This is a new paddle tail from them. The original 4" paddletail is hard as a rock, you're right. 
This "Wig-A-Lo" is made of the same material that they use on the Willowtail and Ball Tail Shad baits. Much softer.


----------



## Smackdaddy53 (Dec 31, 2012)

KurtActual said:


> This is a new paddle tail from them. The original 4" paddletail is hard as a rock, you're right.
> This "Wig-A-Lo" is made of the same material that they use on the Willowtail and Ball Tail Shad baits. Much softer.


Man I thought I had the latest and greatest!


----------



## fishnpreacher (Jul 28, 2018)

Smackdaddy53 said:


> Man I thought I had the latest and greatest!

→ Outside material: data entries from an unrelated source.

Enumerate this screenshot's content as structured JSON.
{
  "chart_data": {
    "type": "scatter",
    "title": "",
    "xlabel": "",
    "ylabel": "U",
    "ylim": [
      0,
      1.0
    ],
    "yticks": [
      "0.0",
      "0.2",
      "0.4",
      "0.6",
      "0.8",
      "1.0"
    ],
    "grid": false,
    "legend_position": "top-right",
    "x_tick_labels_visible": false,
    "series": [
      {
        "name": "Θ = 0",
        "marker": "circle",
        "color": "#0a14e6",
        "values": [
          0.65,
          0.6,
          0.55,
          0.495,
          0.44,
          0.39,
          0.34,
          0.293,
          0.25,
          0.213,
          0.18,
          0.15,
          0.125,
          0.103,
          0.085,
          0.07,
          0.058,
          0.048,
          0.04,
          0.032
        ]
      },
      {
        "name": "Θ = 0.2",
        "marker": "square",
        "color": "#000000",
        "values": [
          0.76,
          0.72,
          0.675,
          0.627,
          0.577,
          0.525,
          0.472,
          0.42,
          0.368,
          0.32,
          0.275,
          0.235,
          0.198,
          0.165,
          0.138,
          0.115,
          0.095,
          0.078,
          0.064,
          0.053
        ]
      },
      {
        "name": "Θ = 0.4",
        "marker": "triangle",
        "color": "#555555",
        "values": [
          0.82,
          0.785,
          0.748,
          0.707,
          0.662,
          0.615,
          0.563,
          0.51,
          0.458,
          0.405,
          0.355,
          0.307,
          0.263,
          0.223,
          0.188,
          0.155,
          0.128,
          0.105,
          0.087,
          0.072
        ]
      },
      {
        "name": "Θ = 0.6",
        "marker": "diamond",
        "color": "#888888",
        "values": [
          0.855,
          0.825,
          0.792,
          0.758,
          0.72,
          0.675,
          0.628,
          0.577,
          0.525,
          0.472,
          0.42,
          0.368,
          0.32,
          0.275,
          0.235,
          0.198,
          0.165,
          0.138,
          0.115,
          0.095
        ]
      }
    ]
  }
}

You ARE the latest and greatest!


----------



## Nathan Disher (Feb 8, 2020)

Z man or castaic Jerky J Swim. Jerky J is not the Elaztech but holds up very well and will accept a jig that size in 5”. Was casting that one for Cobia this summer on a stout z man head.


----------



## dwyermw (Jun 12, 2021)

Zman!!


----------



## rclester89 (Jul 31, 2017)

Another vote for down south.


----------



## DBStoots (Jul 9, 2011)

Don't tell anybody, but a buddy turned me on to Keitech Easy Shiners. It's a Japanese bait and while I've been using the 4" or 4.5" swimbaits, they do offer a 5" and an 8" bait. I like the wide wobbling action of the bait, and the tails are finely cut so there is really good tail action. Supposedly, they're made from squid-infused plastics. I do find the plastic to be rather soft, and difficult to keep the keel weighted hooked point "skinned" into the bait for weedless applications. I find they are best used on an 1/8 oz or 1/4 oz jig head. Have caught many big snook with that bait!


----------